Post-Surgical Testing | Behavioral Testing  ]

Behavioral Testing

Use of an animal model to study psychophysical responses to phosphenes has been widely debated. Since there exists little published work in this area, specifically related to visual prostheses, it is our intention to explore, and hopefully exploit, the limits of an animal behavioral model, combined with neural recording from the large number of intracortical electrodes. We used the refined map, in combination with a memory saccade behavioral task, to access the animal’s perception of the electrical stimulation.
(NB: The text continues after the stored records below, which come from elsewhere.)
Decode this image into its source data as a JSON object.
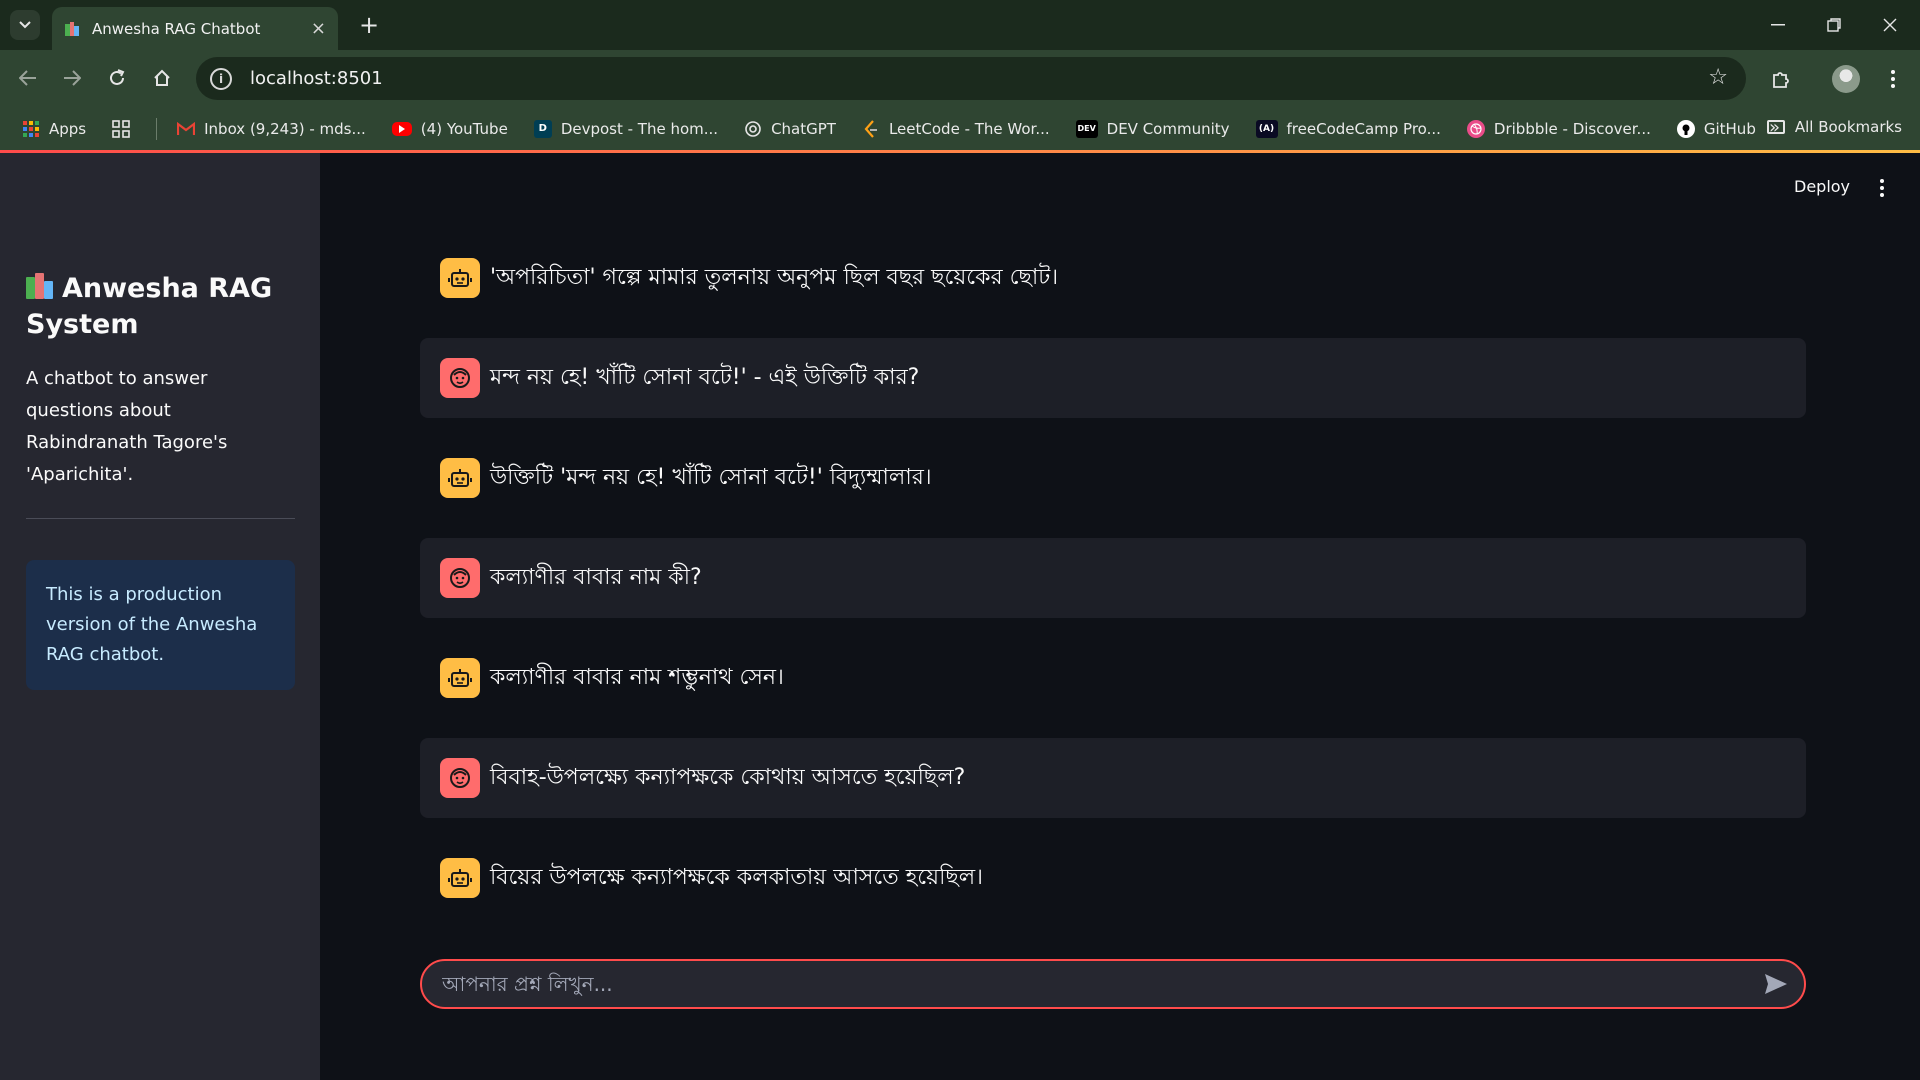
{
  "browser": {
    "tab_title": "Anwesha RAG Chatbot",
    "url": "localhost:8501",
    "new_tab_symbol": "+",
    "bookmarks": [
      {
        "label": "Apps"
      },
      {
        "label": "Inbox (9,243) - mds..."
      },
      {
        "label": "(4) YouTube"
      },
      {
        "label": "Devpost - The hom..."
      },
      {
        "label": "ChatGPT"
      },
      {
        "label": "LeetCode - The Wor..."
      },
      {
        "label": "DEV Community"
      },
      {
        "label": "freeCodeCamp Pro..."
      },
      {
        "label": "Dribbble - Discover..."
      },
      {
        "label": "GitHub"
      }
    ],
    "all_bookmarks": "All Bookmarks",
    "more_symbol": "»"
  },
  "sidebar": {
    "title": "Anwesha RAG System",
    "description": "A chatbot to answer questions about Rabindranath Tagore's 'Aparichita'.",
    "info": "This is a production version of the Anwesha RAG chatbot."
  },
  "header": {
    "deploy_label": "Deploy"
  },
  "messages": [
    {
      "role": "assistant",
      "text": "'অপরিচিতা' গল্পে মামার তুলনায় অনুপম ছিল বছর ছয়েকের ছোট।"
    },
    {
      "role": "user",
      "text": "মন্দ নয় হে! খাঁটি সোনা বটে!' - এই উক্তিটি কার?"
    },
    {
      "role": "assistant",
      "text": "উক্তিটি 'মন্দ নয় হে! খাঁটি সোনা বটে!' বিদ্যুম্মালার।"
    },
    {
      "role": "user",
      "text": "কল্যাণীর বাবার নাম কী?"
    },
    {
      "role": "assistant",
      "text": "কল্যাণীর বাবার নাম শম্ভুনাথ সেন।"
    },
    {
      "role": "user",
      "text": "বিবাহ-উপলক্ষ্যে কন্যাপক্ষকে কোথায় আসতে হয়েছিল?"
    },
    {
      "role": "assistant",
      "text": "বিয়ের উপলক্ষে কন্যাপক্ষকে কলকাতায় আসতে হয়েছিল।"
    }
  ],
  "chat_input": {
    "placeholder": "আপনার প্রশ্ন লিখুন...",
    "value": ""
  },
  "colors": {
    "accent": "#ff4b4b",
    "assistant_avatar": "#ffbd45",
    "user_avatar": "#ff6c6c",
    "sidebar_bg": "#262730",
    "main_bg": "#0e1117",
    "info_bg": "#1c2e4a"
  },
  "icons": {
    "assistant_avatar": "robot-icon",
    "user_avatar": "smiley-face-icon",
    "send": "send-arrow-icon"
  }
}
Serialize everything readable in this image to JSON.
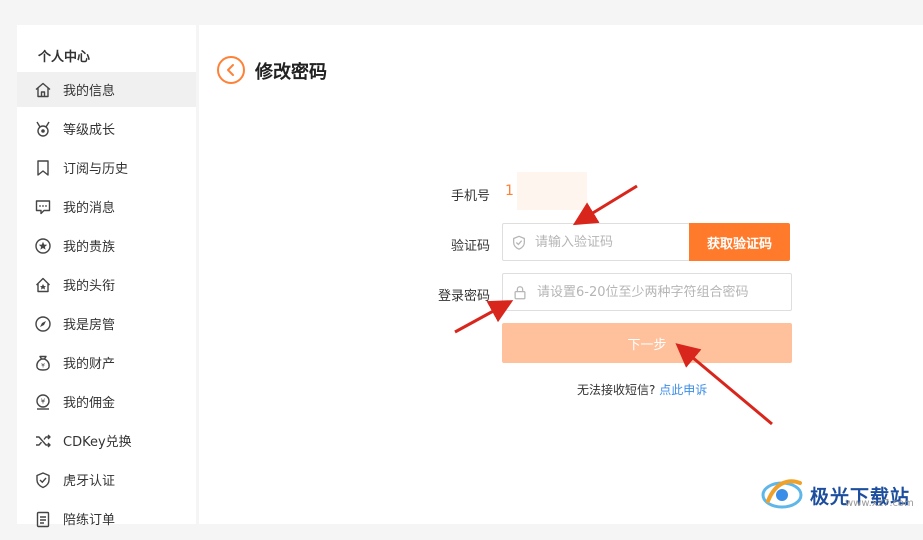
{
  "sidebar": {
    "title": "个人中心",
    "items": [
      {
        "label": "我的信息",
        "icon": "home-icon",
        "active": true
      },
      {
        "label": "等级成长",
        "icon": "medal-icon"
      },
      {
        "label": "订阅与历史",
        "icon": "bookmark-icon"
      },
      {
        "label": "我的消息",
        "icon": "message-icon"
      },
      {
        "label": "我的贵族",
        "icon": "star-badge-icon"
      },
      {
        "label": "我的头衔",
        "icon": "house-title-icon"
      },
      {
        "label": "我是房管",
        "icon": "compass-icon"
      },
      {
        "label": "我的财产",
        "icon": "money-bag-icon"
      },
      {
        "label": "我的佣金",
        "icon": "commission-icon"
      },
      {
        "label": "CDKey兑换",
        "icon": "shuffle-icon"
      },
      {
        "label": "虎牙认证",
        "icon": "shield-check-icon"
      },
      {
        "label": "陪练订单",
        "icon": "order-icon"
      }
    ]
  },
  "main": {
    "title": "修改密码",
    "phone_label": "手机号",
    "phone_value": "1",
    "code_label": "验证码",
    "code_placeholder": "请输入验证码",
    "get_code_label": "获取验证码",
    "password_label": "登录密码",
    "password_placeholder": "请设置6-20位至少两种字符组合密码",
    "next_label": "下一步",
    "help_text": "无法接收短信?",
    "help_link": "点此申诉"
  },
  "watermark": {
    "text": "极光下载站",
    "url": "www.xz7.com"
  },
  "colors": {
    "accent": "#ff7a2a",
    "next_disabled": "#ffc19c",
    "link": "#3b8ee8",
    "arrow": "#d9261c"
  }
}
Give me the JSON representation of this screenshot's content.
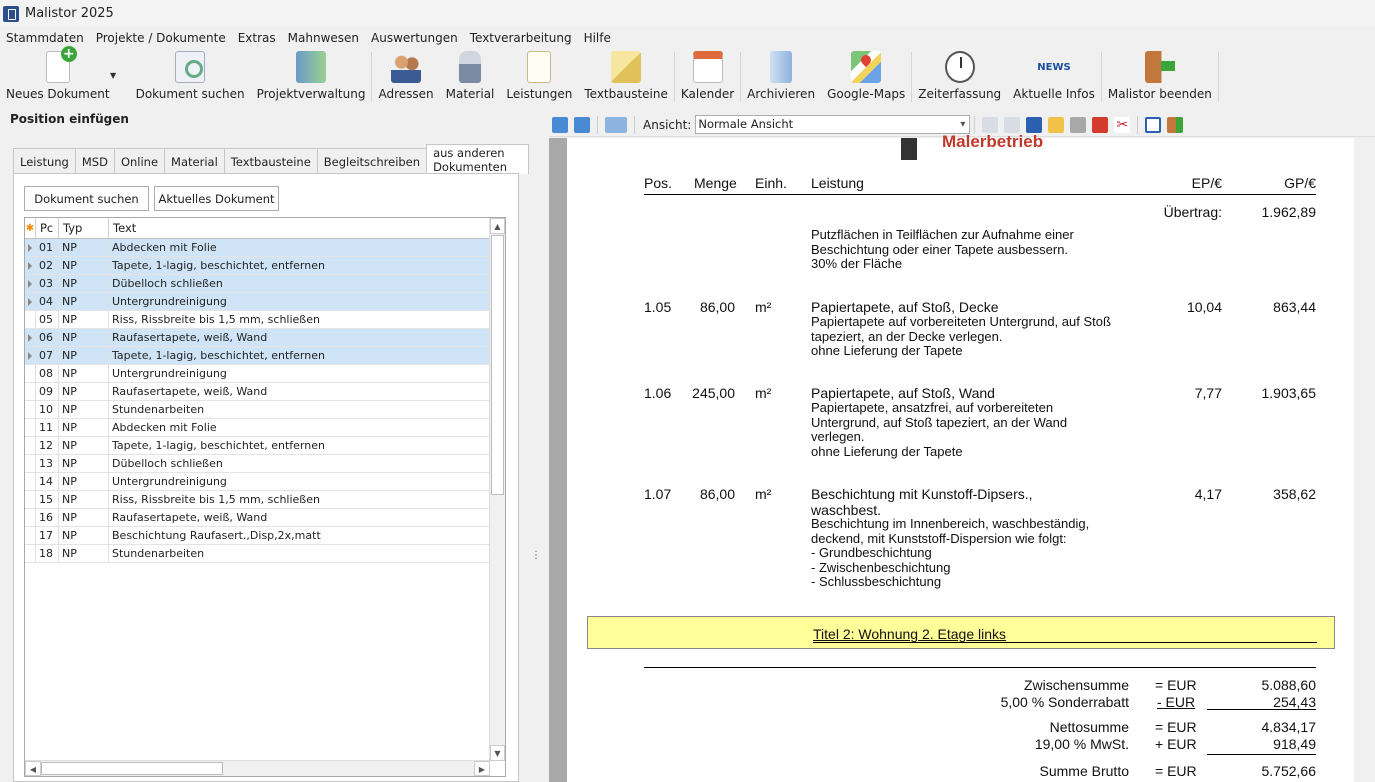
{
  "window": {
    "title": "Malistor 2025"
  },
  "menu": [
    "Stammdaten",
    "Projekte / Dokumente",
    "Extras",
    "Mahnwesen",
    "Auswertungen",
    "Textverarbeitung",
    "Hilfe"
  ],
  "ribbon": {
    "new_doc": "Neues Dokument",
    "search_doc": "Dokument suchen",
    "projects": "Projektverwaltung",
    "addresses": "Adressen",
    "material": "Material",
    "services": "Leistungen",
    "textblocks": "Textbausteine",
    "calendar": "Kalender",
    "archive": "Archivieren",
    "maps": "Google-Maps",
    "time": "Zeiterfassung",
    "news": "Aktuelle Infos",
    "news_icon": "NEWS",
    "exit": "Malistor beenden"
  },
  "left_panel": {
    "title": "Position einfügen",
    "tabs": [
      "Leistung",
      "MSD",
      "Online",
      "Material",
      "Textbausteine",
      "Begleitschreiben",
      "aus anderen Dokumenten"
    ],
    "search_button": "Dokument suchen",
    "current_button": "Aktuelles Dokument",
    "grid_headers": {
      "star": "✱",
      "pc": "Pc",
      "typ": "Typ",
      "text": "Text"
    },
    "rows": [
      {
        "pc": "01",
        "typ": "NP",
        "text": "Abdecken mit Folie",
        "selected": true
      },
      {
        "pc": "02",
        "typ": "NP",
        "text": "Tapete, 1-lagig, beschichtet, entfernen",
        "selected": true
      },
      {
        "pc": "03",
        "typ": "NP",
        "text": "Dübelloch schließen",
        "selected": true
      },
      {
        "pc": "04",
        "typ": "NP",
        "text": "Untergrundreinigung",
        "selected": true
      },
      {
        "pc": "05",
        "typ": "NP",
        "text": "Riss, Rissbreite bis 1,5 mm, schließen",
        "selected": false
      },
      {
        "pc": "06",
        "typ": "NP",
        "text": "Raufasertapete, weiß, Wand",
        "selected": true
      },
      {
        "pc": "07",
        "typ": "NP",
        "text": "Tapete, 1-lagig, beschichtet, entfernen",
        "selected": true
      },
      {
        "pc": "08",
        "typ": "NP",
        "text": "Untergrundreinigung",
        "selected": false
      },
      {
        "pc": "09",
        "typ": "NP",
        "text": "Raufasertapete, weiß, Wand",
        "selected": false
      },
      {
        "pc": "10",
        "typ": "NP",
        "text": "Stundenarbeiten",
        "selected": false
      },
      {
        "pc": "11",
        "typ": "NP",
        "text": "Abdecken mit Folie",
        "selected": false
      },
      {
        "pc": "12",
        "typ": "NP",
        "text": "Tapete, 1-lagig, beschichtet, entfernen",
        "selected": false
      },
      {
        "pc": "13",
        "typ": "NP",
        "text": "Dübelloch schließen",
        "selected": false
      },
      {
        "pc": "14",
        "typ": "NP",
        "text": "Untergrundreinigung",
        "selected": false
      },
      {
        "pc": "15",
        "typ": "NP",
        "text": "Riss, Rissbreite bis 1,5 mm, schließen",
        "selected": false
      },
      {
        "pc": "16",
        "typ": "NP",
        "text": "Raufasertapete, weiß, Wand",
        "selected": false
      },
      {
        "pc": "17",
        "typ": "NP",
        "text": "Beschichtung Raufasert.,Disp,2x,matt",
        "selected": false
      },
      {
        "pc": "18",
        "typ": "NP",
        "text": "Stundenarbeiten",
        "selected": false
      }
    ]
  },
  "doc_toolbar": {
    "view_label": "Ansicht:",
    "view_value": "Normale Ansicht"
  },
  "document": {
    "logo_text": "Malerbetrieb",
    "headers": {
      "pos": "Pos.",
      "menge": "Menge",
      "einh": "Einh.",
      "leistung": "Leistung",
      "ep": "EP/€",
      "gp": "GP/€"
    },
    "uebertrag_label": "Übertrag:",
    "uebertrag_value": "1.962,89",
    "carry_text": [
      "Putzflächen in Teilflächen zur Aufnahme einer",
      "Beschichtung oder einer Tapete ausbessern.",
      "30% der Fläche"
    ],
    "positions": [
      {
        "pos": "1.05",
        "menge": "86,00",
        "einh": "m²",
        "title": "Papiertapete, auf Stoß, Decke",
        "lines": [
          "Papiertapete auf vorbereiteten Untergrund, auf Stoß",
          "tapeziert, an der Decke verlegen.",
          "ohne Lieferung der Tapete"
        ],
        "ep": "10,04",
        "gp": "863,44"
      },
      {
        "pos": "1.06",
        "menge": "245,00",
        "einh": "m²",
        "title": "Papiertapete, auf Stoß, Wand",
        "lines": [
          "Papiertapete, ansatzfrei, auf vorbereiteten",
          "Untergrund, auf Stoß tapeziert, an der Wand",
          "verlegen.",
          "ohne Lieferung der Tapete"
        ],
        "ep": "7,77",
        "gp": "1.903,65"
      },
      {
        "pos": "1.07",
        "menge": "86,00",
        "einh": "m²",
        "title": "Beschichtung mit Kunstoff-Dipsers.,",
        "title2": "waschbest.",
        "lines": [
          "Beschichtung im Innenbereich, waschbeständig,",
          "deckend, mit Kunststoff-Dispersion wie folgt:",
          "- Grundbeschichtung",
          "- Zwischenbeschichtung",
          "- Schlussbeschichtung"
        ],
        "ep": "4,17",
        "gp": "358,62"
      }
    ],
    "section_title": "Titel 2: Wohnung 2. Etage links",
    "totals": [
      {
        "label": "Zwischensumme",
        "op": "= EUR",
        "value": "5.088,60"
      },
      {
        "label": "5,00 % Sonderrabatt",
        "op": "- EUR",
        "value": "254,43"
      },
      {
        "label": "Nettosumme",
        "op": "= EUR",
        "value": "4.834,17"
      },
      {
        "label": "19,00 % MwSt.",
        "op": "+ EUR",
        "value": "918,49"
      },
      {
        "label": "Summe Brutto",
        "op": "= EUR",
        "value": "5.752,66"
      }
    ]
  }
}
In this task, the animal has been reward-trained to visually fixate, then saccade to a small flash in the visual field, using memory, after the small flash extinguishes (Figure 16a). A magnetic eye-tracking system measures the saccades.

Figure 16a                                                        Figure 16b

To map, and test responses to phosphenes, the animal initially performed the visual memory saccade task, with flashes at locations that correspond to the receptive field map. Then the visual stimuli were replaced by electrically stimulating the corresponding electrode site. The effectiveness of stimulation, compared to visual stimuli, can be evaluated in terms of the standard deviation around each saccade endpoint (Figure 16b). The use of a memory saccade task avoids the problem of phosphenes being fixed on the retinotopic map, thereby appearing to shift with eye movements. Note that this task would not be possible with a single, or even a few electrodes, since the animal would quickly memorize the target location. With many electrodes, activated randomly, the animal must continually saccade to the location he perceived an instant before. Two weeks after the start of training, the animal was clearly looking directly to stimulated targets for many of the stimulation channels. This was recently confirmed by eye position data, shown in Figure 17. Black dots show where the animal looked after electrical stimulation followed by an additional 1 sec waiting period.



We also intend to evaluate the potential for tuned-response manipulation. Based on previous visual prosthesis work, one obvious stimulation strategy might be to maximize the resolution with which phosphenes can be induced, with the goal of delivering visual information in the form of pixiled images (strategy 2).



However, a potentially far more effective strategy might involve the selective activation of neurons according to their natural tuning properties (strategy 1). For example, one might transmit information about objects by activating neurons whose orientation preferences trace out the object’s shape, as opposed to rendering the entire object as a simple texture map. This is a good idea in theory, but no one knows if it is feasible.